From: Anoop Saldanha <anoopsaldanha@gmail.com>
Date: Wed, 23 Oct 2013 05:55:46 +0000 (+0530)
Subject: Disabling the ssh parser temporarily, since we are moving away from some
X-Git-Tag: suricata-2.0rc1~268
X-Git-Url: http://git.ipfire.org/gitweb.cgi?a=commitdiff_plain;h=abded4200a39c28e9adaa352eb9d2bd66a3aa271;p=thirdparty%2Fsuricata.git

Disabling the ssh parser temporarily, since we are moving away from some
of the archaic features we use in the app layer. We will reintroduce this
parser shortly.

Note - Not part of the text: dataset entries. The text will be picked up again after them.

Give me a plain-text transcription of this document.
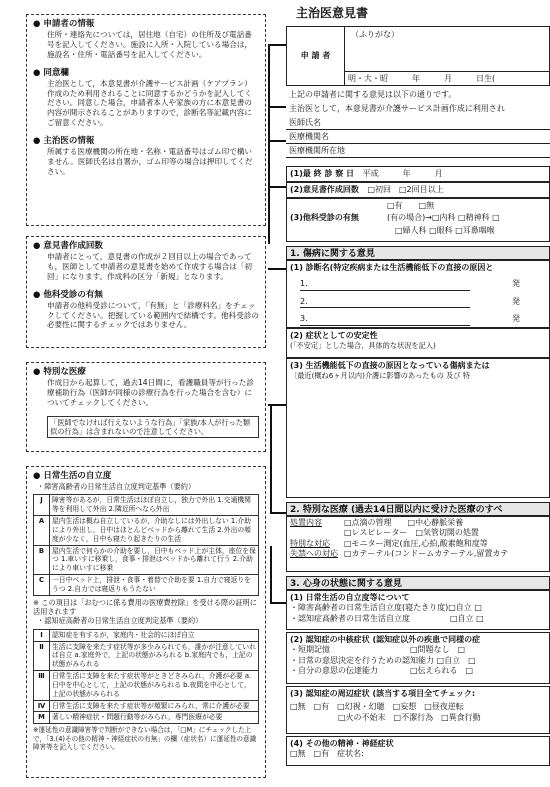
● 申請者の情報
住所・連絡先については，居住地（自宅）の住所及び電話番号を記入してください。施設に入所・入院している場合は，施設名・住所・電話番号を記入してください。
● 同意欄
主治医として，本意見書が介護サービス計画（ケアプラン）作成のため利用されることに同意するかどうかを記入してください。同意した場合，申請者本人や家族の方に本意見書の内容が開示されることがありますので，診断名等記載内容にご留意ください。
● 主治医の情報
所属する医療機関の所在地・名称・電話番号はゴム印で構いません。医師氏名は自署か，ゴム印等の場合は押印してください。
● 意見書作成回数
申請者にとって，意見書の作成が２回目以上の場合であっても，医師として申請者の意見書を始めて作成する場合は「初回」になります。作成料の区分「新規」となります。
● 他科受診の有無
申請者の他科受診について，「有無」と「診療科名」をチェックしてください。把握している範囲内で結構です。他科受診の必要性に関するチェックではありません。
● 特別な医療
作成日から起算して，過去14日間に，看護職員等が行った診療補助行為（医師が同様の診療行為を行った場合を含む）についてチェックしてください。
「医師でなければ行えないような行為」「家族/本人が行った類似の行為」は含まれないので注意してください。
● 日常生活の自立度
・障害高齢者の日常生活自立度判定基準（要約）
J	障害等があるが，日常生活はほぼ自立し，独力で外出 1.交通機関等を利用して外出 2.隣近所へなら外出
A	屋内生活は概ね自立しているが，介助なしには外出しない 1.介助により外出し，日中はほとんどベッドから離れて生活 2.外出の頻度が少なく，日中も寝たり起きたりの生活
B	屋内生活で何らかの介助を要し，日中もベッド上が主体，座位を保つ 1.車いすに移乗し，食事・排泄はベッドから離れて行う 2.介助により車いすに移乗
C	一日中ベッド上，排泄・食事・着替で介助を要 1.自力で寝返りをうつ 2.自力では寝返りもうたない
※ この項目は「おむつに係る費用の医療費控除」を受ける際の証明に活用されます
・認知症高齢者の日常生活自立度判定基準（要約）
Ⅰ	認知症を有するが，家庭内・社会的にほぼ自立
Ⅱ	生活に支障を来たす症状等が多少みられても，誰かが注意していれば自立 a.家庭外で，上記の状態がみられる b.家庭内でも，上記の状態がみられる
Ⅲ	日常生活に支障を来たす症状等がときどきみられ，介護が必要 a.日中を中心として，上記の状態がみられる b.夜間を中心として，上記の状態がみられる
Ⅳ	日常生活に支障を来たす症状等が頻繁にみられ，常に介護が必要
M	著しい精神症状・問題行動等がみられ，専門医療が必要
※運延性の意識障害等で判断ができない場合は，「□M」にチェックした上で，「3.(4)その他の精神・神経症状の有無」の欄（症状名）に運延性の意識障害等を記入してください。
主治医意見書
申 請 者
（ふりがな）
明・大・昭　　　年　　　月　　　日生(　
上記の申請者に関する意見は以下の通りです。
主治医として，本意見書が介護サービス計画作成に利用され
医師氏名
医療機関名
医療機関所在地
(1)最 終 診 察 日 平成　　　年　　　月
(2)意見書作成回数 □初回　□2回目以上
(3)他科受診の有無
□有　　□無
(有の場合)→□内科 □精神科 □
　□婦人科 □眼科 □耳鼻咽喉
1. 傷病に関する意見
(1) 診断名(特定疾病または生活機能低下の直接の原因と
1.	発
2.	発
3.	発
(2) 症状としての安定性
(「不安定」とした場合、具体的な状況を記入)
(3) 生活機能低下の直接の原因となっている傷病または
〔最近(概ね6ヶ月以内)介護に影響のあったもの 及び 特
2. 特別な医療 (過去14日間以内に受けた医療のすべ
処置内容	□点滴の管理　　□中心静脈栄養
□レスピレーター　□気管切開の処置
特別な対応 □モニター測定(血圧,心拍,酸素飽和度等
失禁への対応 □カテーテル(コンドームカテーテル,留置カテ
3. 心身の状態に関する意見
(1) 日常生活の自立度等について
・障害高齢者の日常生活自立度(寝たきり度)□自立 □
・認知症高齢者の日常生活自立度　　　　　□自立 □
(2) 認知症の中核症状 (認知症以外の疾患で同様の症
・短期記憶　　　　　　　　　　□問題なし　□
・日常の意思決定を行うための認知能力 □自立　□
・自分の意思の伝達能力　　　　□伝えられる　□
(3) 認知症の周辺症状 (該当する項目全てチェック:
□無　□有　□幻視・幻聴　□妄想　□昼夜逆転
　　　　　　□火の不始末　□不潔行為　□異食行動
(4) その他の精神・神経症状
□無　□有　症状名:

Also do note that keywords that rely on the ssh parser
would now be disabled.
---

diff --git a/src/app-layer-parser.c b/src/app-layer-parser.c
index 78f0b6b7b0..ed8f18db10 100644
--- a/src/app-layer-parser.c
+++ b/src/app-layer-parser.c
@@ -1453,7 +1453,13 @@ void RegisterAppLayerParsers(void)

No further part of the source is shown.